また、この灌頂巻は当道(琵琶法師の座)の中で秘曲中の秘曲とされていました。

●入手の仕方

世に出ている平家物語の類はたいてい覚一本関連なので入手は極めて簡単 です。論文には岩波の古典文学体系(龍谷大学本)が使用される事が多いです。ただし旧版の渥美かをる氏の説は現在では反駁されているので注意が必要です。

講談社学術文庫版(高野本)のは手軽さと現代語訳付きということで初心者にピッタリです。でもこの文庫は文庫のくせにけっこうするので(1冊1000円弱)読み進めて全12巻買うと1万円ぐらいかかってしまって、結局古本屋で1000から3000程度で買える岩波の体系本よりもずいぶんとかかっったりします。それに、この本の解説は訳者の主観が強く冗長になりがちで、辟易する部分があるかもしれません。



●高野本について

 覚一本のなかで尤も本文がしっかりして、なおかつ美しいと思うのが、先に紹介した高野本です。高野本というなまえから、高野山に伝わった本だと思う方は結構いるそうですがそうではなく高野辰之氏が所蔵していた所に由来します。だから「こうやぼん」ではなく「たかのぼん」ですね。ただ、高野氏の家に伝わった物ではなく、氏が昭和三年に大村伯爵旧蔵のものを書肆から購入したもので、氏の没後は東大国語研究室に寄贈されたので、高野本というのは少しおかしいかもしれません。

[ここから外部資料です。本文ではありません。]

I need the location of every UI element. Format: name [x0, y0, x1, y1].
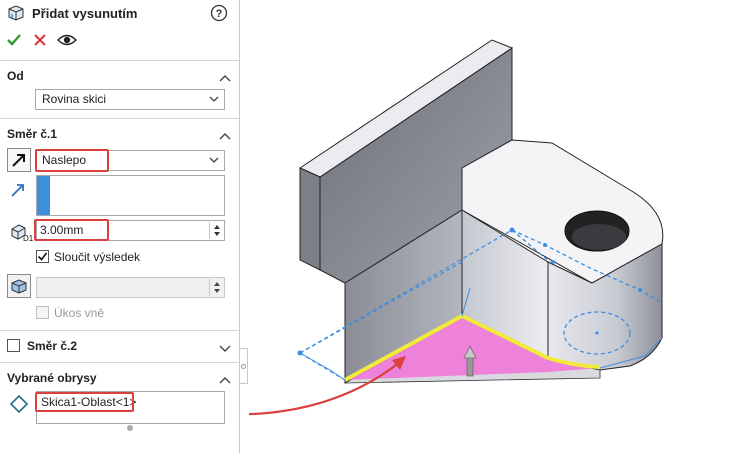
- collapse-chevron-icon[interactable]: [219, 373, 231, 384]
- from-dropdown-value: Rovina skici: [42, 92, 107, 106]
- back-wall-end: [299, 167, 321, 271]
- draft-outward-checkbox[interactable]: [36, 306, 49, 319]
- highlight-box: [35, 149, 109, 172]
- collapse-chevron-icon[interactable]: [219, 129, 231, 140]
- graphics-area[interactable]: [133, 0, 749, 453]
- depth-icon: D1: [9, 221, 34, 243]
- extrude-feature-icon: [6, 3, 26, 23]
- svg-text:?: ?: [216, 8, 223, 20]
- direction-reference-selection-box[interactable]: [36, 175, 225, 216]
- svg-text:D1: D1: [23, 234, 33, 243]
- draft-angle-input[interactable]: [36, 277, 225, 298]
- merge-result-label: Sloučit výsledek: [54, 250, 141, 264]
- from-dropdown[interactable]: Rovina skici: [35, 89, 225, 110]
- highlight-box: [35, 392, 134, 412]
- direction2-title: Směr č.2: [27, 339, 78, 353]
- contour-diamond-icon: [9, 394, 29, 414]
- reverse-direction-icon[interactable]: [7, 148, 31, 172]
- from-section-title: Od: [7, 69, 24, 83]
- checkmark-icon[interactable]: [6, 32, 22, 48]
- highlight-box: [34, 219, 109, 241]
- resize-grip-icon[interactable]: [127, 425, 133, 431]
- property-manager-panel: Přidat vysunutím ? Od Rovina skici Směr …: [0, 0, 240, 453]
- help-icon[interactable]: ?: [210, 4, 228, 22]
- panel-splitter-handle[interactable]: [240, 348, 248, 384]
- spin-buttons-icon[interactable]: [209, 279, 223, 296]
- cancel-x-icon[interactable]: [33, 33, 47, 47]
- 3d-model-view: [133, 39, 664, 416]
- feature-title: Přidat vysunutím: [32, 6, 138, 21]
- draft-outward-label: Úkos vně: [54, 306, 105, 320]
- spin-buttons-icon[interactable]: [209, 222, 223, 239]
- direction-vector-icon: [10, 182, 26, 198]
- active-selection-indicator: [37, 176, 50, 215]
- collapse-chevron-icon[interactable]: [219, 71, 231, 82]
- chevron-down-icon: [208, 151, 220, 170]
- splitter-dot-icon: [241, 364, 246, 369]
- direction1-title: Směr č.1: [7, 127, 58, 141]
- chevron-down-icon: [208, 90, 220, 109]
- eye-icon[interactable]: [57, 33, 77, 47]
- merge-result-checkbox[interactable]: [36, 250, 49, 263]
- expand-chevron-icon[interactable]: [219, 342, 231, 352]
- draft-toggle-icon[interactable]: [7, 274, 31, 298]
- direction2-checkbox[interactable]: [7, 339, 20, 352]
- contours-title: Vybrané obrysy: [7, 371, 97, 385]
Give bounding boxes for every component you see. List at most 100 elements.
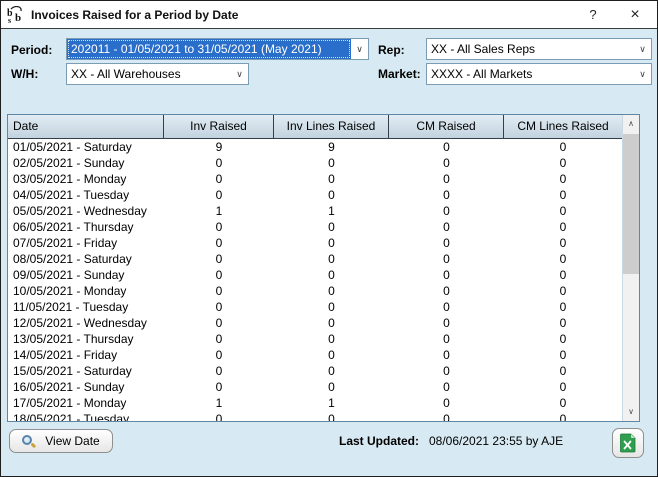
cell-date: 05/05/2021 - Wednesday bbox=[8, 203, 164, 219]
rep-select[interactable]: XX - All Sales Reps ∨ bbox=[426, 38, 652, 60]
table-row[interactable]: 04/05/2021 - Tuesday 0 0 0 0 bbox=[8, 187, 622, 203]
table-row[interactable]: 15/05/2021 - Saturday 0 0 0 0 bbox=[8, 363, 622, 379]
cell-inv-raised: 0 bbox=[164, 283, 274, 299]
export-excel-button[interactable] bbox=[612, 428, 644, 458]
table-row[interactable]: 10/05/2021 - Monday 0 0 0 0 bbox=[8, 283, 622, 299]
cell-inv-lines-raised: 0 bbox=[274, 267, 389, 283]
cell-cm-lines-raised: 0 bbox=[504, 331, 622, 347]
cell-cm-raised: 0 bbox=[389, 235, 504, 251]
table-row[interactable]: 17/05/2021 - Monday 1 1 0 0 bbox=[8, 395, 622, 411]
cell-inv-raised: 9 bbox=[164, 139, 274, 155]
cell-cm-raised: 0 bbox=[389, 283, 504, 299]
cell-inv-lines-raised: 0 bbox=[274, 315, 389, 331]
table-row[interactable]: 12/05/2021 - Wednesday 0 0 0 0 bbox=[8, 315, 622, 331]
rep-value: XX - All Sales Reps bbox=[427, 39, 634, 59]
cell-cm-lines-raised: 0 bbox=[504, 171, 622, 187]
cell-inv-lines-raised: 0 bbox=[274, 363, 389, 379]
cell-cm-raised: 0 bbox=[389, 395, 504, 411]
cell-cm-raised: 0 bbox=[389, 187, 504, 203]
cell-cm-lines-raised: 0 bbox=[504, 203, 622, 219]
cell-cm-raised: 0 bbox=[389, 139, 504, 155]
cell-inv-raised: 1 bbox=[164, 203, 274, 219]
table-row[interactable]: 02/05/2021 - Sunday 0 0 0 0 bbox=[8, 155, 622, 171]
cell-date: 13/05/2021 - Thursday bbox=[8, 331, 164, 347]
cell-date: 18/05/2021 - Tuesday bbox=[8, 411, 164, 421]
cell-cm-lines-raised: 0 bbox=[504, 187, 622, 203]
last-updated-value: 08/06/2021 23:55 by AJE bbox=[429, 429, 563, 453]
cell-inv-raised: 0 bbox=[164, 155, 274, 171]
cell-cm-raised: 0 bbox=[389, 267, 504, 283]
help-button[interactable]: ? bbox=[577, 1, 609, 29]
column-header-date: Date bbox=[8, 115, 164, 138]
cell-cm-raised: 0 bbox=[389, 347, 504, 363]
table-row[interactable]: 16/05/2021 - Sunday 0 0 0 0 bbox=[8, 379, 622, 395]
table-row[interactable]: 07/05/2021 - Friday 0 0 0 0 bbox=[8, 235, 622, 251]
cell-inv-raised: 0 bbox=[164, 235, 274, 251]
cell-inv-raised: 0 bbox=[164, 267, 274, 283]
cell-cm-raised: 0 bbox=[389, 251, 504, 267]
market-select[interactable]: XXXX - All Markets ∨ bbox=[426, 63, 652, 85]
dialog-window: b s b Invoices Raised for a Period by Da… bbox=[0, 0, 658, 477]
cell-inv-lines-raised: 1 bbox=[274, 203, 389, 219]
cell-date: 07/05/2021 - Friday bbox=[8, 235, 164, 251]
cell-inv-lines-raised: 0 bbox=[274, 219, 389, 235]
cell-date: 12/05/2021 - Wednesday bbox=[8, 315, 164, 331]
table-row[interactable]: 09/05/2021 - Sunday 0 0 0 0 bbox=[8, 267, 622, 283]
table-row[interactable]: 14/05/2021 - Friday 0 0 0 0 bbox=[8, 347, 622, 363]
table-row[interactable]: 11/05/2021 - Tuesday 0 0 0 0 bbox=[8, 299, 622, 315]
table-row[interactable]: 06/05/2021 - Thursday 0 0 0 0 bbox=[8, 219, 622, 235]
svg-text:b: b bbox=[15, 12, 21, 24]
table-row[interactable]: 05/05/2021 - Wednesday 1 1 0 0 bbox=[8, 203, 622, 219]
cell-cm-raised: 0 bbox=[389, 379, 504, 395]
table-row[interactable]: 01/05/2021 - Saturday 9 9 0 0 bbox=[8, 139, 622, 155]
scrollbar-thumb[interactable] bbox=[623, 134, 639, 274]
cell-cm-lines-raised: 0 bbox=[504, 347, 622, 363]
table-row[interactable]: 08/05/2021 - Saturday 0 0 0 0 bbox=[8, 251, 622, 267]
table-row[interactable]: 13/05/2021 - Thursday 0 0 0 0 bbox=[8, 331, 622, 347]
scroll-up-icon[interactable]: ∧ bbox=[623, 115, 639, 133]
column-header-cm-raised: CM Raised bbox=[389, 115, 504, 138]
cell-inv-raised: 0 bbox=[164, 347, 274, 363]
cell-inv-lines-raised: 0 bbox=[274, 411, 389, 421]
cell-date: 06/05/2021 - Thursday bbox=[8, 219, 164, 235]
cell-cm-lines-raised: 0 bbox=[504, 363, 622, 379]
cell-date: 01/05/2021 - Saturday bbox=[8, 139, 164, 155]
vertical-scrollbar[interactable]: ∧ ∨ bbox=[622, 115, 639, 421]
cell-inv-raised: 0 bbox=[164, 315, 274, 331]
market-label: Market: bbox=[378, 63, 421, 85]
view-date-button[interactable]: View Date bbox=[9, 429, 113, 453]
cell-date: 11/05/2021 - Tuesday bbox=[8, 299, 164, 315]
cell-inv-lines-raised: 0 bbox=[274, 331, 389, 347]
close-button[interactable]: × bbox=[619, 1, 651, 29]
cell-date: 08/05/2021 - Saturday bbox=[8, 251, 164, 267]
cell-date: 04/05/2021 - Tuesday bbox=[8, 187, 164, 203]
cell-inv-lines-raised: 0 bbox=[274, 171, 389, 187]
warehouse-select[interactable]: XX - All Warehouses ∨ bbox=[66, 63, 249, 85]
chevron-down-icon: ∨ bbox=[634, 39, 651, 59]
cell-inv-raised: 0 bbox=[164, 171, 274, 187]
magnifier-icon bbox=[22, 435, 35, 448]
warehouse-label: W/H: bbox=[11, 63, 38, 85]
cell-inv-lines-raised: 0 bbox=[274, 155, 389, 171]
period-select[interactable]: 202011 - 01/05/2021 to 31/05/2021 (May 2… bbox=[66, 38, 369, 60]
cell-inv-raised: 0 bbox=[164, 219, 274, 235]
table-row[interactable]: 03/05/2021 - Monday 0 0 0 0 bbox=[8, 171, 622, 187]
table-row[interactable]: 18/05/2021 - Tuesday 0 0 0 0 bbox=[8, 411, 622, 421]
warehouse-value: XX - All Warehouses bbox=[67, 64, 231, 84]
cell-cm-raised: 0 bbox=[389, 363, 504, 379]
cell-cm-lines-raised: 0 bbox=[504, 411, 622, 421]
cell-cm-raised: 0 bbox=[389, 155, 504, 171]
cell-inv-lines-raised: 0 bbox=[274, 235, 389, 251]
market-value: XXXX - All Markets bbox=[427, 64, 634, 84]
cell-inv-raised: 0 bbox=[164, 331, 274, 347]
last-updated-label: Last Updated: bbox=[339, 429, 419, 453]
view-date-label: View Date bbox=[45, 434, 99, 448]
cell-cm-raised: 0 bbox=[389, 203, 504, 219]
table-header: Date Inv Raised Inv Lines Raised CM Rais… bbox=[8, 115, 622, 139]
cell-date: 14/05/2021 - Friday bbox=[8, 347, 164, 363]
cell-inv-lines-raised: 0 bbox=[274, 251, 389, 267]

 覚一本の諸本では、「祇王」・「小宰相」の章段を持つ高野本・西教寺本・龍門文庫本とそれを持たない龍谷大学本・高良本・寂光院本の二つに分類できます。また、龍門文庫本には、他本が持たない「高野御幸」の章段を持ちます。この章段は「宗論」とも呼ばれ、「剣」「鏡」と共に、大秘事なる章段として扱われました。
 高野本の書写年代については不明ですが、慶長ごろの書写とする説があります。また「小宰相」に関して、高野本は「以他本書入」とあることから、同章段が無い、龍大本などより遅れて書写されたものと思われます。

 書写状態に関して。初めに目録を並べ、本文は章段ごとに改行することなく一続きの文章しています。章段変更部分では行頭に小さく章段名が付され、改段相当部分には○印がついています。なお、幾つかの章段には朱で○がついているが、両者にどのような区別があるのかは分かっていません。